Miklos Schweitzer 2013

Solution: Pick ${y=k-x}$. Then we have

$\displaystyle f^{-1}(\frac{f(x)+f(k-x)}{2}) (f(x)+f(k-x))=kf(k).$

Using the hypothesis we find that ${r \mapsto f^{-1}(r/2)r}$ is strictly monotone on a a finite number of subintervals (depending on the sign of ${f^{-1}}$ and ${r}$) so as a consequence ${f(x)+f(k-x)}$ can take only a finite number of values. Since ${x \mapsto f(x)+f(k-x)}$ is continuous we conclude that for every ${k}$ the ${f(x)+f(k-x)=c_k}$, a real constant.

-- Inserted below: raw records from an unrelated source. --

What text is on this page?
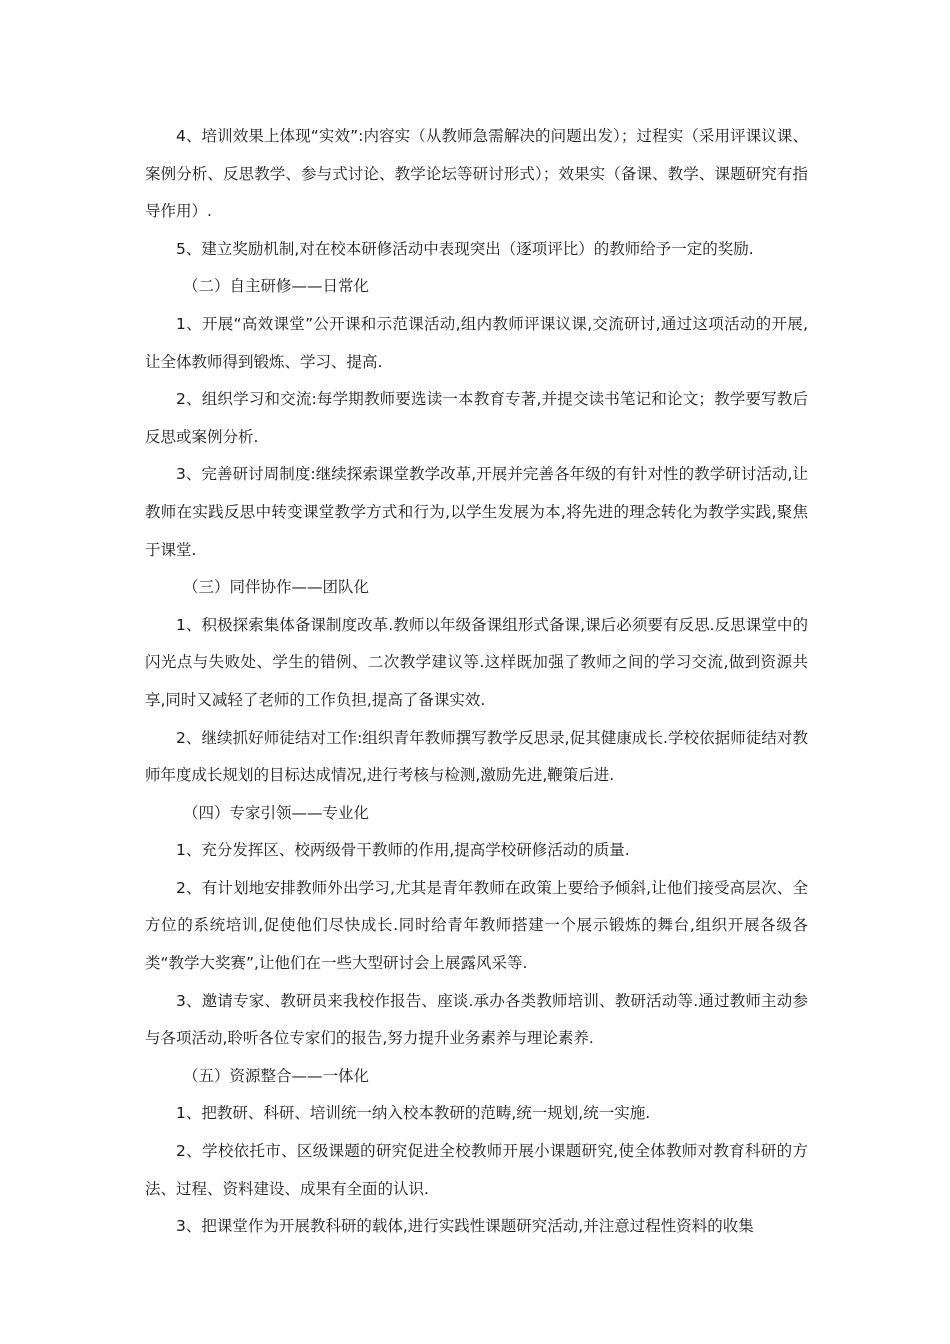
4、培训效果上体现“实效”:内容实（从教师急需解决的问题出发）；过程实（采用评课议课、案例分析、反思教学、参与式讨论、教学论坛等研讨形式）；效果实（备课、教学、课题研究有指导作用）.

5、建立奖励机制,对在校本研修活动中表现突出（逐项评比）的教师给予一定的奖励.

（二）自主研修——日常化

1、开展“高效课堂”公开课和示范课活动,组内教师评课议课,交流研讨,通过这项活动的开展,让全体教师得到锻炼、学习、提高.

2、组织学习和交流:每学期教师要选读一本教育专著,并提交读书笔记和论文；教学要写教后反思或案例分析.

3、完善研讨周制度:继续探索课堂教学改革,开展并完善各年级的有针对性的教学研讨活动,让教师在实践反思中转变课堂教学方式和行为,以学生发展为本,将先进的理念转化为教学实践,聚焦于课堂.

（三）同伴协作——团队化

1、积极探索集体备课制度改革.教师以年级备课组形式备课,课后必须要有反思.反思课堂中的闪光点与失败处、学生的错例、二次教学建议等.这样既加强了教师之间的学习交流,做到资源共享,同时又减轻了老师的工作负担,提高了备课实效.

2、继续抓好师徒结对工作:组织青年教师撰写教学反思录,促其健康成长.学校依据师徒结对教师年度成长规划的目标达成情况,进行考核与检测,激励先进,鞭策后进.

（四）专家引领——专业化

1、充分发挥区、校两级骨干教师的作用,提高学校研修活动的质量.

2、有计划地安排教师外出学习,尤其是青年教师在政策上要给予倾斜,让他们接受高层次、全方位的系统培训,促使他们尽快成长.同时给青年教师搭建一个展示锻炼的舞台,组织开展各级各类“教学大奖赛”,让他们在一些大型研讨会上展露风采等.

3、邀请专家、教研员来我校作报告、座谈.承办各类教师培训、教研活动等.通过教师主动参与各项活动,聆听各位专家们的报告,努力提升业务素养与理论素养.

（五）资源整合——一体化

1、把教研、科研、培训统一纳入校本教研的范畴,统一规划,统一实施.

2、学校依托市、区级课题的研究促进全校教师开展小课题研究,使全体教师对教育科研的方法、过程、资料建设、成果有全面的认识.

3、把课堂作为开展教科研的载体,进行实践性课题研究活动,并注意过程性资料的收集
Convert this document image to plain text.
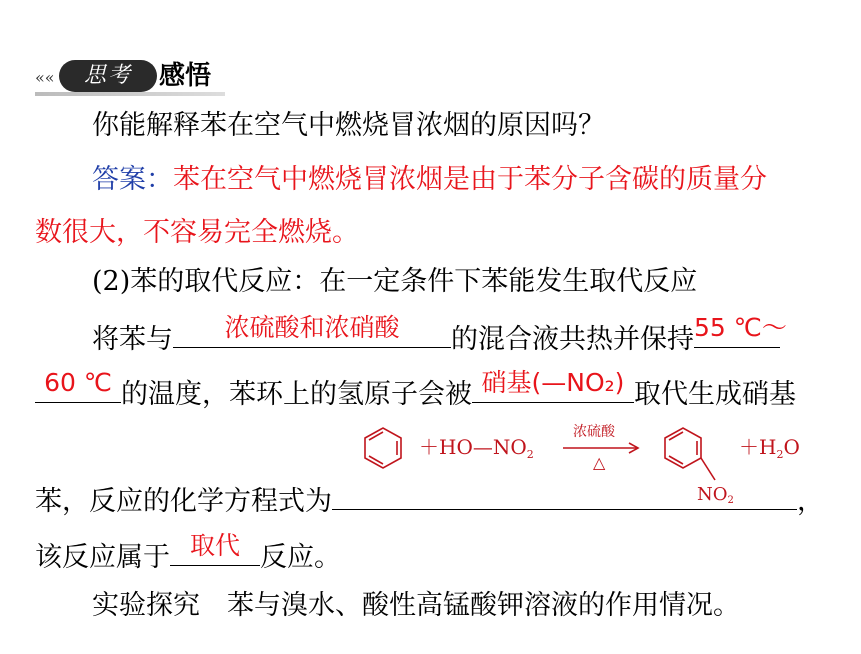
««	思考	感悟
你能解释苯在空气中燃烧冒浓烟的原因吗？
答案：苯在空气中燃烧冒浓烟是由于苯分子含碳的质量分
数很大，不容易完全燃烧。
(2)苯的取代反应：在一定条件下苯能发生取代反应
将苯与	浓硫酸和浓硝酸	的混合液共热并保持 55 ℃～
60 ℃ 的温度，苯环上的氢原子会被 硝基(—NO₂) 取代生成硝基
$+HO—NO_2$
浓硫酸
△
NO2
$+H_2O$
苯，反应的化学方程式为	，
该反应属于 取代 反应。
实验探究　苯与溴水、酸性高锰酸钾溶液的作用情况。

As a consequence we have

$\displaystyle f(x+k)-f(x)=f(x+k)+f(k/2-x)-f(k/2-x)-f(x)=Const(k)$

for every ${x \in \Bbb{R}}$.

Let ${a = f(1)-f(0),\ b=f(0)}$ and consider a positive integer ${n}$. Denote ${r=f(x+1/n)-f(x)}$. Then

$\displaystyle a= f(1)-f(\frac{n-1}{n})+...+f(1/n)-f(0)=nr,$

so ${r=a/n}$ and ${f(1/n)=a \cdot \frac{1}{n}+b}$. Pick now ${m}$ a positive integer and notice that

$\displaystyle f(m/n)-f(0)= f(m/n)-f((m-1)/n)+...+f(1/n)-f(0)=m a/n,$

so we have ${f(m/n)=a\cdot \frac{m}{n}+b}$. This proves by continuity that for ${x\geq 0}$ we have ${f(x)=ax+b}$.

Using the identity ${f(x)-f(x-1)=f(1)-f(0)=a}$ we can extend the result for negative ${x}$ and we are done.